Millstone Gray vs Wild Orchid
Millstone Gray and Wild Orchid come from the same Benjamin Moore collection. Both sit in the grey family, which is useful context if you're narrowing within a single hue direction. The 8-point LRV gap — 25 for Wild Orchid vs 17 for Millstone Gray — means Wild Orchid will open up a space more effectively. Where Millstone Gray leans green, Wild Orchid reads purple — a distinction that shifts noticeably depending on the light source and surrounding finishes. A ΔE of 24.5 puts these firmly in different territory — two distinct design choices rather than close alternatives. Below you'll find 1 real-room photo comparison where both colors appear side by side, plus 5 simulated room previews.
Millstone Gray vs Wild Orchid in Real Spaces
1 real room side by side. Seeing Millstone Gray and Wild Orchid in actual rooms makes the difference concrete; browse the spaces below to get a feel for how each color lives on a wall.
Bedroom
Bedrooms are typically lit with warmer, lower light than the rest of the house — a condition that flatters warm tones and deepens cool ones.
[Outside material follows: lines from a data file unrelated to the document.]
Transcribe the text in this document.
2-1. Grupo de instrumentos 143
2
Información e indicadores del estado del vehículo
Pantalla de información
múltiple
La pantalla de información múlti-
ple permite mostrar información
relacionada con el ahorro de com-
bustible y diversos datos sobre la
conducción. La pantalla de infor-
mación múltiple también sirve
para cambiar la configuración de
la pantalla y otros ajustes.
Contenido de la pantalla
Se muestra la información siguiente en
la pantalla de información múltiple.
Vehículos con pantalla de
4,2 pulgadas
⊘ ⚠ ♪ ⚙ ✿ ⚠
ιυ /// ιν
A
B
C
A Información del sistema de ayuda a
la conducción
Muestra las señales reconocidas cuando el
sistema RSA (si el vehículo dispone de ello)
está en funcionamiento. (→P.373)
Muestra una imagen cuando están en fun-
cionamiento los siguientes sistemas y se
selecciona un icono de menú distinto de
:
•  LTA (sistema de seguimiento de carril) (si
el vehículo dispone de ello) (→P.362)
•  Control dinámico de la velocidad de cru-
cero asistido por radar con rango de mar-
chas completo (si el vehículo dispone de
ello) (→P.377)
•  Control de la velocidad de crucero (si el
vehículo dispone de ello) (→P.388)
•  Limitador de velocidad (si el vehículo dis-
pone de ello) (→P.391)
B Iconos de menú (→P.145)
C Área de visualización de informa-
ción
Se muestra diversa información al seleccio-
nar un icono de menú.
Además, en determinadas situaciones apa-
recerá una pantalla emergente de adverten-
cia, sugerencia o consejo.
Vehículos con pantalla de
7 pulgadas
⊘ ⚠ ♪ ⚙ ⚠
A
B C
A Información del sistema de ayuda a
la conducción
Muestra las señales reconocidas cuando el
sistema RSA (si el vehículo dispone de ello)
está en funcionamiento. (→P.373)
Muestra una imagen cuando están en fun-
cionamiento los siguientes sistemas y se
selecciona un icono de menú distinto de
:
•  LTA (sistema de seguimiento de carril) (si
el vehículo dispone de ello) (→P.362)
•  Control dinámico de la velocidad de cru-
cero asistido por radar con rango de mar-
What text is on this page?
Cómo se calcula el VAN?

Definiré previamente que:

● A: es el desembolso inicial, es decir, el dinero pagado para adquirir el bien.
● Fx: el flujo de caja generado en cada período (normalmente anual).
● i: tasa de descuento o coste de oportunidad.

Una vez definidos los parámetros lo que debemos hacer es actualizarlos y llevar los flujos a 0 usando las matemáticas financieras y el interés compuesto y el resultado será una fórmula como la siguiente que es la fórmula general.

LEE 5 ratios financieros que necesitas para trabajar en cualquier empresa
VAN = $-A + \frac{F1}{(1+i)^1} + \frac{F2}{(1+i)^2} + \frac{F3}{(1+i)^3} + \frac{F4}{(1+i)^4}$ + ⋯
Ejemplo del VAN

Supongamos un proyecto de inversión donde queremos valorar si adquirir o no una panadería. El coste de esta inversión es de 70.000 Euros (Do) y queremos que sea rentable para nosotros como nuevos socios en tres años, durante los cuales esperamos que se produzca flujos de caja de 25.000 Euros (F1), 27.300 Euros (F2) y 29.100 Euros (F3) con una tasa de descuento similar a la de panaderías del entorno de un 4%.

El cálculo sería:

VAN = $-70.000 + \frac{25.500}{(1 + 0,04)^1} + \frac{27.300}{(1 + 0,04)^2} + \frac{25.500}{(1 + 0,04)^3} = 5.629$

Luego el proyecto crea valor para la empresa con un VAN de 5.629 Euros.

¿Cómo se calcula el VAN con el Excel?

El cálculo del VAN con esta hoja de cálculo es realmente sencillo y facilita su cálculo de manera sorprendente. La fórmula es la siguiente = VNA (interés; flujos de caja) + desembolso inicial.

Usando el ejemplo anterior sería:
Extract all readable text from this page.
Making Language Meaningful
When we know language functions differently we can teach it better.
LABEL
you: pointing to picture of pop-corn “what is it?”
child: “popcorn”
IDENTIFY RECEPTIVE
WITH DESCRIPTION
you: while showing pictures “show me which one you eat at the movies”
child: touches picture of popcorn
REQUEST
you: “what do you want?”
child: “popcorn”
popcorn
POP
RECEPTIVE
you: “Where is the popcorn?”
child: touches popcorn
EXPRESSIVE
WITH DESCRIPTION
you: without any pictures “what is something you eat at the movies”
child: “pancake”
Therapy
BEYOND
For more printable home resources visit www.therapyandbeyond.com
Wild Orchid returns significantly more light to the room — in a smaller or darker space, that difference in perceived brightness is hard to miss.
Color Details
Millstone Gray vs Wild Orchid Simulated Comparison
5 simulated room previews — drag the slider on each to see Millstone Gray on one side and Wild Orchid on the other.
Digital color is approximate. These simulations are generated from the manufacturer's hex values and overlaid on grayscale room photos — your screen's calibration, brightness, and viewing angle all affect how they render. Before committing to either color, test physical samples in your own space under the light you actually live with.
More Millstone Gray comparisons
See how Millstone Gray stacks up against other well-photographed colors across different brands and tones.